A Christian Aid partner in Israel has condemned a proposed law that would see Palestinian hunger-strikers force-fed.

189 Palestinians are currently being held without charge or trial in Israel's prison network, 120 of whom have refused to eat since April 24 as an act of protest. They have been detained as a result of being suspected 'security threats'; among them are doctors, lawyers and professors, and many have now been transferred to hospitals due to dramatic weight loss and resulting ill health.

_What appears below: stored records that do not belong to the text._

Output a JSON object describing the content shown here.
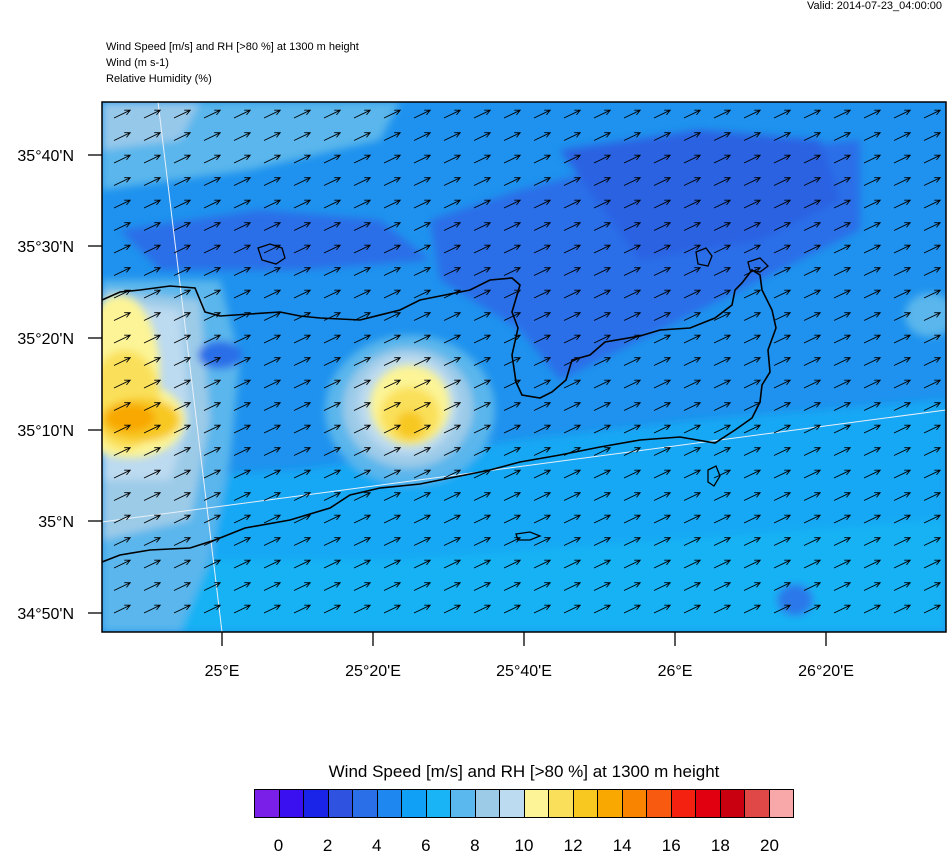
{
  "header": {
    "valid": "Valid: 2014-07-23_04:00:00",
    "title_lines": [
      "Wind Speed [m/s] and RH [>80 %] at 1300 m height",
      "Wind   (m s-1)",
      "Relative Humidity   (%)"
    ]
  },
  "map": {
    "lat_labels": [
      "35°40'N",
      "35°30'N",
      "35°20'N",
      "35°10'N",
      "35°N",
      "34°50'N"
    ],
    "lon_labels": [
      "25°E",
      "25°20'E",
      "25°40'E",
      "26°E",
      "26°20'E"
    ],
    "wind_direction": "west-southwest",
    "region": "Crete"
  },
  "legend": {
    "title": "Wind Speed [m/s] and RH [>80 %] at 1300 m height",
    "colors": [
      "#7a1fe8",
      "#3a10f0",
      "#1a24e8",
      "#3052e0",
      "#2a6ee8",
      "#1e88f0",
      "#10a0f5",
      "#18b4f5",
      "#5ab8ee",
      "#9ccbe8",
      "#bcdaf0",
      "#fcf496",
      "#fae05a",
      "#f8c820",
      "#f8a800",
      "#f88400",
      "#f85a10",
      "#f42010",
      "#e00010",
      "#c80010",
      "#e04848",
      "#f8a8a8"
    ],
    "tick_labels": [
      "0",
      "2",
      "4",
      "6",
      "8",
      "10",
      "12",
      "14",
      "16",
      "18",
      "20"
    ]
  }
}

Though force-feeding, regarded as a form of torture, is currently forbidden by the Israel Medical Association's code of ethics, a new law has already passed through the first stage of Israeli Parliament that would see prison medics released to undertake the process.

Some doctors from the Israeli Prisons Service and representatives from other agencies including the Red cross and the Health Ministry have openly opposed this measure, but the government is keen to implement it as soon as possible – even as early as next week, should Parliament allow.

Physicians for Human Rights (PHR-Israel), a Christian Aid partner, has now condemned the proposal; branding it a violation of fundamental human rights and a "sanction" of torture for the sake of political gain.

"The proposed bill incorporates significant violations of human rights and medical ethics by providing a legislative foundation for torture by enforced feeding. It makes ill use of medicine and of physicians in order to achieve a political aim," says PHR-Israel's Hadas Ziv in a statement.

"We urge the international diplomatic and medical community to call on the Israeli government to negotiate a life-saving and peaceful resolution with the hunger strikers, release all Palestinian administrative detainees and support Israel's medical community in its objection to the proposed Bill that will allow forced feeding and sanction torture."

Ziv adds: "This obstinacy is extremely dangerous, manifesting the Israeli government's inability not only to negotiate a life-saving peaceful resolution with the hunger striking prisoners and detainees, but even to hold a proper respectful discussion with its own medical community.

"Israel's government sends a dismal message to its citizens: all ethics, professional standards and alternative discourse are silenced in the face of the official policy of oppression – if not by will then by law."

The Israel Medical Association this week sent a letter to hospitals currently treating hunger-strikers, underlining that a ban on force-feeding is still in place. Chairman Dr Leonid Edelman told Israeli news source Haaretz that even if the government does remove the ban on force-feeding, doctors who engage in it could face international prosecution.

"Doctors who do that are liable to be denounced by the global medical community, and it will be hard to defend them if they are prosecuted," he warned.